The following are rough project ideas for your consideration.
Part of your job will be to crystallize the purpose,
methods, and scope of your specific project into a project proposal.
Note that not all projects involving writing a lot of code,
but all involve a thorough quantitative evaluation of a system.
Students may undertake projects not listed here, but
should consult with the instructor before submitting a proposal.
You may certainly take any of these ideas and add a "twist"
to make it more interesting or challenging.
Many of these project ideas make use of software and systems
that are already deployed at Notre Dame, such as the
Chirp distributed filesystem,
the Condor distributed batch system,
and the Hadoop data processing system.
I encourage you to use these systems, so that you will have a ready-made testbed to work with,
and will become familiar with tools useful later in your career.
The Chirp filesystem
gives easy access to lots of different storage devices. Chirp allows the
user to read and write files on a single remote disk, but does not provide
any kind of replication or error checking. Remedy this by creating a library
for creating and accessing large files that are striped across
multiple Chirp servers. Your library support several different RAID configurations,
selected when the file is created. The library should have a simple interface
like chirp_raid_open, chirp_raid_pread, chirp_raid_pwrite,
chirp_raid_stat, and so forth. Get started by using the
Chirp API. Explore the performance of this library on a variety of workloads, varying
the RAID configuration and the number of servers in use. How does the performance
compare to using a single local disk or a single remote Chirp server?
Filesystem or Database? Filesystems are good at storing large amounts
of binary data, but not very good at searching for the needle in the haystack.
Perhaps a combination of the two owuld provide robust searching with good performance.
Read about the Inversion filesystem, and then build something similar
using current open source technologies such as FUSE and MySQL. Populate the system
with a large amount of data, and evaluate the performance on a variety of workloads,
begin careful to demonstrate what the limits of the system are.
Borrowing Remote Memory. As large as memories get, there always seems
to be a program that needs more memory than you actually have. Virtual memory that
swaps to disk is almost unusable now, because disks are so many orders of magnitude
slower. However, accessing the memory of a nearby machine on the network might be
done with a modest penalty. To address this problem, build a system that allows
an ordinary program running on one machine access one large virtual memory assembled
from multiple contributors. Start with the user level page table from the undergrad OS class, and build a user-level library that works with
a remote memory donor. Implement multiple page replaceement algorithms, and
evaluate them on several memory intensive applications. Compare the performance
to disk-based virtual memory and real memory.
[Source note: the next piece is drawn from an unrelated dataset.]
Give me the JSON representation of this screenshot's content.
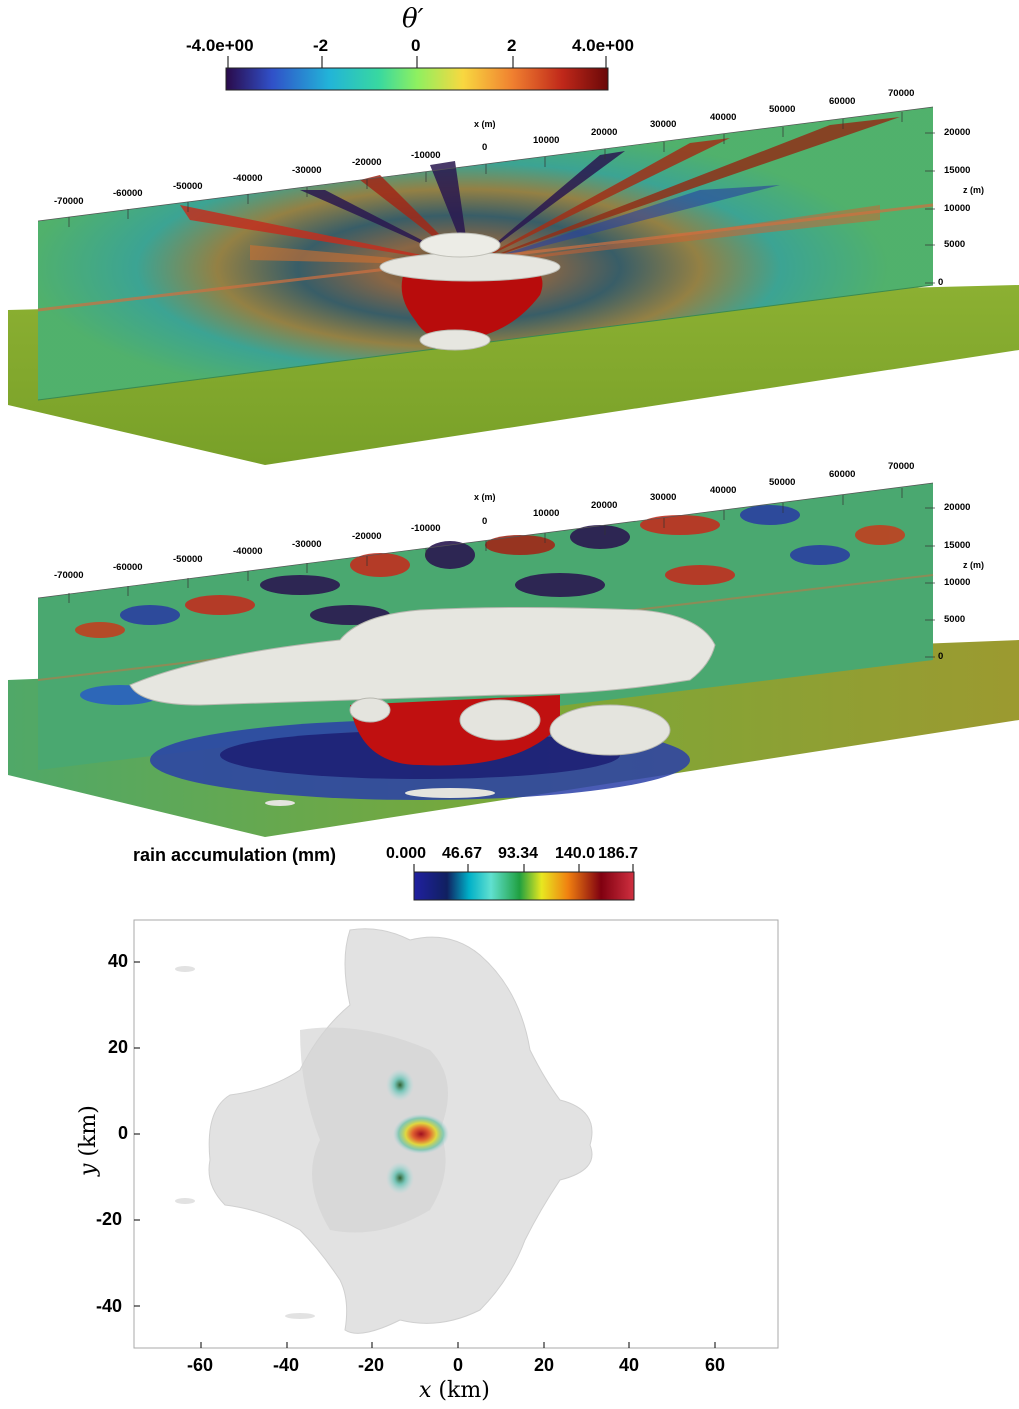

Distributed Mach. Read ahead to learn about the Mach microkernel operating system.
Create a user-level library with the same basic concepts as Mach -- messages, ports, and tasks --
that allows for easy communication between processes, whether they run on the same machine,
or different machines. Use your library to build up some simple operating system services
or parallel applications. Explore the performance of this system, and compare it to using
multiple processes on the same machine.
The Effect of SSDs on Modern Filesystems Set up a modern SSD and magnetic disk
side by side on a single system. (Prof. Thain can provide you with the disks.)
Compare the performance of basic reads and writes on the raw disks,
to ensure that they behave as you expect. Then, install various filesystems on
the two disks, and evaluate the performance of multiple workfloads.
Do some filesystems do a better job of exploiting SSDs than others?
User Filesystem Study.
Many assumptions about user behavior in operating systems are based
on studies that are decades old. (example one, example two.) Produce a new study of how users
behave in the ND CSE network. Examine tools such as strace,
tcpdump, and fstrace for the purpose of recording logs of
filesystem activity. Demonstrate that you can record and analyze
a few hours of activity. Then, get permission from the CSE staff and a few
of your friends to trace activity on a few workstations for several weeks.
Write a comprehensive report on the file access behavior of those
people over the semester.
Cloud Performance Evaluation. Cloud computing systems such as
Amazon's EC2 provide additional computing capacity with the swipe of a
credit card, however there is a performance penalty to be paid by traversing
the network and employing virtualization. Explore the performance of
of the coud by carefully measuring the performance of multiple applications
ranging from CPU-bound to IO-bound on several categories of virtual machines.
What is the cloud most effective at? (Amazon has generously supplied us with
some credits on EC2 for this purpose -- see Dr. Thain to get a code for up
to $100 of computing time on Amazon.
From Sequential to Scalable. Software engineering has long been the domain
of sequential thinking. As we reach the end of Moore's law, it will become necessary
to think in parallel for more and more applications.
Take an existing application -- perhaps something relevant to your research --
and parallelize it using the Work Queue Framework,
developed at Notre Dame. Using resources from the Condor Pool, CRC, or Amazon,
try to scale the application up to hundreds or thousands of nodes, and explore the performance.
Measure the behavior of the system with various workloads and under various failure conditions.
Compare your solution to tradiitional methods of parallelization, such as multi-threading and MPI.